4 Questions with MSBA Alum Dane Hamlett
We ask MSBA alumnus Dane Hamlett about work, school, tips for students and more.
His transition from a full-time professional to a part-time student and back to a full-time professional traversed an exciting journey. I had the pleasure of hosting him back at our San Francisco campus to recall his time as a student and share his experience and advice with future alumni.
1. How was your experience studying at UC Davis MSBA?
I already had previous work experience in analytics and had learned a great deal from hands-on corporate projects. More than the technical skills, I gained much value from the business courses. It was especially interesting to learn about the different perspectives and new strategies that can be applied in the workforce.
It is one thing to have an idea, but quite another to actually execute it. Getting work done is not as easy as creating a new idea. You have to collaborate with the team to execute the vision and that’s arguably the hardest part.
Adobe has thousands of employees in multiple locations. So learning the management and business courses was helpful to understand the best way to get work done across an organization.
2. What was your practicum experience like?
The year-long practicum experience was very rewarding. I learned a great deal from my teammates and I hope they learned much from my style of working as well. The practicum was a wonderful experience coupled with the theoretical knowledge we gained in class.
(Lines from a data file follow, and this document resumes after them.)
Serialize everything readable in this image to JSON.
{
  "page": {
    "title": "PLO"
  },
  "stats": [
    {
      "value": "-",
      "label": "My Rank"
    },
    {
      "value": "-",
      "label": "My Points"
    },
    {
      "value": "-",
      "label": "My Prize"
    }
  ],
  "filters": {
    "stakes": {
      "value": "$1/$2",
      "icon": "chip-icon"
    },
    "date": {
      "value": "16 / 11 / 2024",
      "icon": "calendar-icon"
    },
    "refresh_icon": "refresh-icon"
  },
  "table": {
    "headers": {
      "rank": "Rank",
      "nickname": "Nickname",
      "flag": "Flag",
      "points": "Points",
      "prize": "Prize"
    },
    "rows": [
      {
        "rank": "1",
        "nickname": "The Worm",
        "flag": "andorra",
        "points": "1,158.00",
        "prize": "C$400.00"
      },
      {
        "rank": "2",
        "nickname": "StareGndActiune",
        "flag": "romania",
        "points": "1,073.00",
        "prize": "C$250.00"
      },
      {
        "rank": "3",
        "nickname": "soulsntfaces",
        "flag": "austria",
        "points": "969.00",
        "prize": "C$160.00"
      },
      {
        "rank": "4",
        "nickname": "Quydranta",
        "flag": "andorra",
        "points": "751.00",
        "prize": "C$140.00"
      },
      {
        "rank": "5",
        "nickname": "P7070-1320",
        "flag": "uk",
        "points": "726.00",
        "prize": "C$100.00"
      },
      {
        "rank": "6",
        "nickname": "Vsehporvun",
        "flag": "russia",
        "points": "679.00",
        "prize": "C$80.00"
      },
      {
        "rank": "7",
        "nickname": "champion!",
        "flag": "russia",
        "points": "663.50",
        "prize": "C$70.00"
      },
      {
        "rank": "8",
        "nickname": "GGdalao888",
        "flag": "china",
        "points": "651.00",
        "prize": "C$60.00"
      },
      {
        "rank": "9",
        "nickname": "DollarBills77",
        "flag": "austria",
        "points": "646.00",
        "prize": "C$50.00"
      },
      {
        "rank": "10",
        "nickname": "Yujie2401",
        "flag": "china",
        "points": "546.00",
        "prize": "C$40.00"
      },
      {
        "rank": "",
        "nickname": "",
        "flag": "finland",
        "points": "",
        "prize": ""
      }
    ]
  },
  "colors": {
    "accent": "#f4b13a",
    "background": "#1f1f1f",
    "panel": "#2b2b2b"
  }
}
The best part was that the theory from class could be directly applied to both the practicum and my work at Adobe.
3. What was your key takeaway from the practicum?
Setting the right expectations for our clients. For our practicum project, we had multiple stakeholders and it was very easy for all of them to be aligned differently. Managing and setting the right expectations with respect to the end goal and the deliverables was very important.
4. What recommendation would you give to freshers or other analytics professionals?
On the technical front, SQL (Structured Query Language) is the backbone for any analytical work and being fluent at data manipulation is expected from all analytics professionals. Excel is another tool which is highly underrated. A lot of times you have to source your own data and knowing Excel and SQL is a required skill for work to be done quickly and effectively. On the programming front, knowing Python and being conversant with the basic packages such as NumPy and pandas is also very important.
That being said, all of these skills make sense only if you know how to present them effectively.
Storytelling is the most important skill.
You can come up with the most complex models and accurate predictions, but if you are not able to present them in an effective manner, you cannot have an impact on decision making. Companies are looking for talent who can do analyses, understand the business and communicate insights concisely and correctly. Effective communication is essential. I’d recommend to focus on both your hard skills and also pay equal attention to your communication skills. Firms are looking for professionals who can package their analysis in a simple story format.